でもちょっと目を放した隙に急な傾斜の道をさっきまで襲い掛かってきたデイドラの撲殺死体が転がってくるっていうんだから、何回腰を抜かしそうになったことか。
即死? 瞬殺? なんでもいいけどご主人様とデイドラの戦いはかねがねそんな感じで進んでいた。

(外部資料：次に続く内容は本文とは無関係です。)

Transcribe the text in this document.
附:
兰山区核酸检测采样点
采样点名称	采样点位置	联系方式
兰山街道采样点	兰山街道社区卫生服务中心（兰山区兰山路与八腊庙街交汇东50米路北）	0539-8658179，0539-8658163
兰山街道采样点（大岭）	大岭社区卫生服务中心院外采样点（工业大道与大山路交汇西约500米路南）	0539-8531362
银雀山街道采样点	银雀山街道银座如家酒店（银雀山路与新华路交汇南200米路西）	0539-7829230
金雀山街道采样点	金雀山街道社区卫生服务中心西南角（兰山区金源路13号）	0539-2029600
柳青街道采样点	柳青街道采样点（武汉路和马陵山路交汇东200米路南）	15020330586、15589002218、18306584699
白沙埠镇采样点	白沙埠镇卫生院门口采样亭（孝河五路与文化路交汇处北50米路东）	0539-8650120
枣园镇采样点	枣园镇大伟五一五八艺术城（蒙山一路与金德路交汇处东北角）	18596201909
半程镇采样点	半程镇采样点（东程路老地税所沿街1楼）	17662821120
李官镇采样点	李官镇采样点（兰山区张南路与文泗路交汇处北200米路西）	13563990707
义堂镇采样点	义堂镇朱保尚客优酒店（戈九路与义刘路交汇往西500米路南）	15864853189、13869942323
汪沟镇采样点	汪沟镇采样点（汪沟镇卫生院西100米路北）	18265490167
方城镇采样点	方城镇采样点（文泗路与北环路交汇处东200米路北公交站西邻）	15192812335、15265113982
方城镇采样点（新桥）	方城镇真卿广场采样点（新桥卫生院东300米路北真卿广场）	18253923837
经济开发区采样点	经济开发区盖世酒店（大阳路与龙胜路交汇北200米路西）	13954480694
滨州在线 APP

ちなみご主人様といえば武具の回収とかがどうしても連想されちゃうんだけど、ドレモラの武器などはよっぽどのことがないと回収しないらしい。
なんでもデイゴンのオブリビオンにある武器関連のものはあまり質がよくないらしい。
施されたエンチャントもエグイ効果ばかりらしくて、時にローブを来たドレモラさんの持ってる指輪やネックレスを奪うくらい。
一応おしゃれする気はあったのね、ドレモラさんって。

にしてもここまでご主人様の無敵っぷりが披露されると、こちらとしてはデイドラ側に申し訳ない気がしてくるわけで。
もはや特攻部隊と差し支えない勢いで向かってくる敵に対して、飄々としながら塔の仕掛けのギロチンを起動させるご主人様。
なんでその罠を知ってるんですか?
急激に破壊魔法を際限なく放ち始めれば、傍にあったマジカの噴水と言われる場所から失ったマジカを補給する始末。
「俺ってマジカ回復しないからさー」なんて笑いながら言われてもこっちとしては苦笑いするしか出ないです。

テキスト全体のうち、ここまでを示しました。